Argumenta – Journal of Analytic Philosophy

Our natural attitude is to care about the fate of a future person in a special manner once we know that this person is none other than ourselves. In the present paper, we defend the rationality of that attitude against Parfit’s famous contrary claim that ‘identity does not matter’. We argue that it is intrinsically bad for a conscious subject to have negative experiences, and that one therefore has reasons of a special kind (de se subject-relative reasons) to avoid having such experiences in the future. Our argument makes crucial use of the distinction between values simpliciter and values for someone. Values for someone are often grounded in the way it is like for someone to instantiate a given experiential property. We submit that this claim sheds some light on the deep interconnections between issues about value and issues about the nature of phenomenal consciousness. The disagreement about whether ‘identity matters’, it turns out, stems from a more fundamental disagreement about the nature of consciousness.

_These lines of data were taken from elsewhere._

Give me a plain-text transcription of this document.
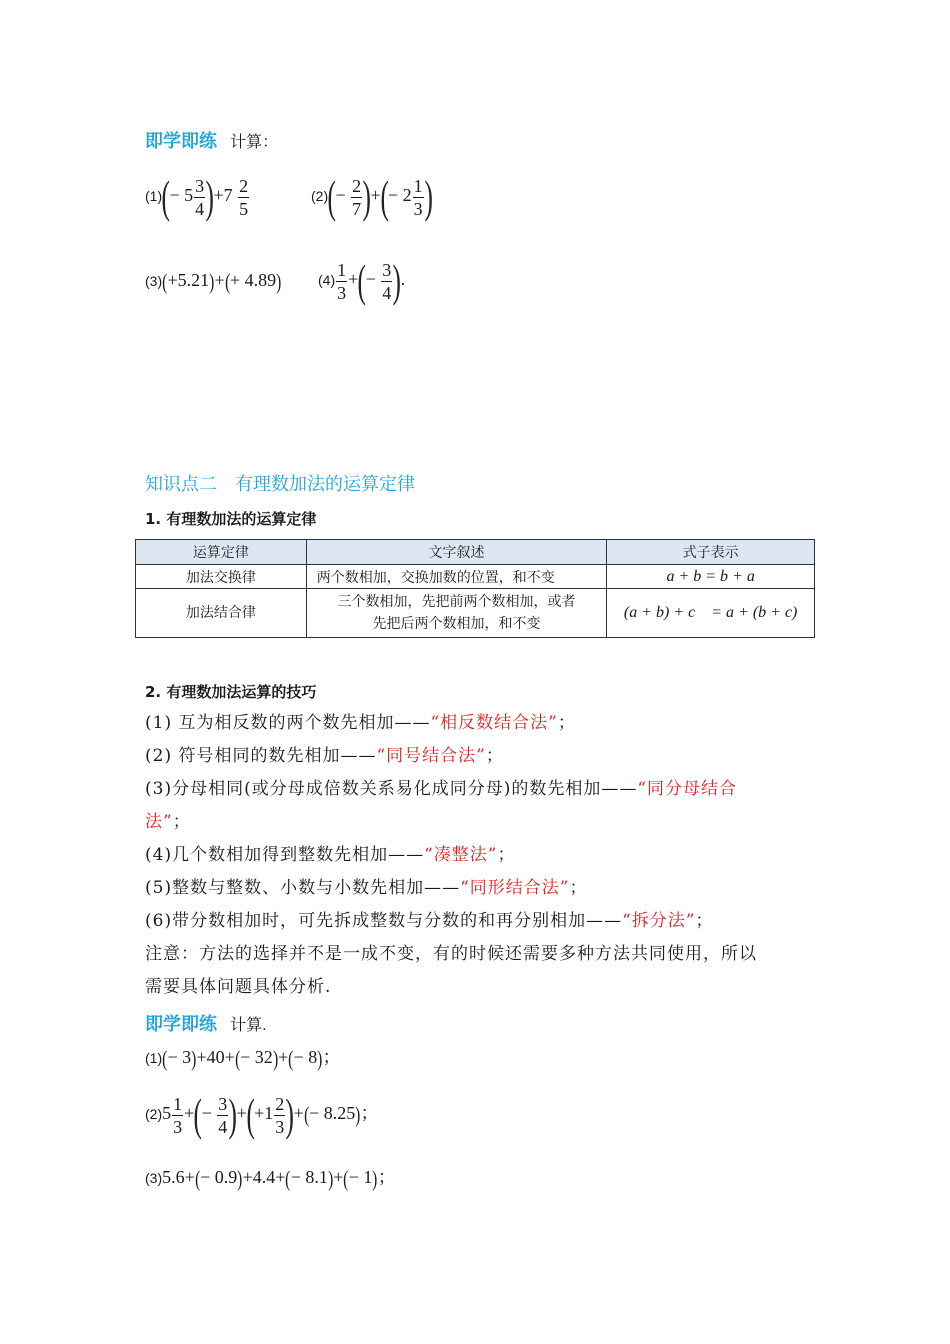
即学即练 计算：
$(1)(- 5 \frac{3}{4} )+7 \frac{2}{5}$	$(2)(- \frac{2}{7}$ )+(− $2 \frac{1}{3}$ )
(3)(+5.21)+(+ 4.89)	$(4) \frac{1}{3}$ +(− $\frac{3}{4}$ ).
知识点二　有理数加法的运算定律
1. 有理数加法的运算定律
运算定律	文字叙述	式子表示
加法交换律	两个数相加，交换加数的位置，和不变	a + b = b + a
加法结合律	三个数相加，先把前两个数相加，或者
先把后两个数相加，和不变	(a + b) + c　= a + (b + c)
2. 有理数加法运算的技巧
(1) 互为相反数的两个数先相加——“相反数结合法”；
(2) 符号相同的数先相加——“同号结合法”；
(3)分母相同(或分母成倍数关系易化成同分母)的数先相加——“同分母结合
法”；
(4)几个数相加得到整数先相加——“凑整法”；
(5)整数与整数、小数与小数先相加——“同形结合法”；
(6)带分数相加时，可先拆成整数与分数的和再分别相加——“拆分法”；
注意：方法的选择并不是一成不变，有的时候还需要多种方法共同使用，所以
需要具体问题具体分析.
即学即练 计算.
(1)(− 3)+40+(− 32)+(− 8)；
$(2)5 \frac{1}{3}$ +(− $\frac{3}{4} )+(+1 \frac{2}{3}$ )+(− 8.25)；
(3)5.6+(− 0.9)+4.4+(− 8.1)+(− 1)；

Derek Parfit famously defended a radical attitude towards the title question. One might think that there is an obvious reply to why one should care about one’s own future, namely, simply because it is one’s own. If I know that I will suffer an unbearable pain tomorrow unless I act now to prevent it, then I have a reason to act because it is bad for me to suffer pain and because I want to avoid what is bad for me. The fact that I am the one who will suffer gives me a reason to prevent the occurrence of an event involving my own suffering—a reason quite different from the reason I have to prevent similar events involving the suffering of other people.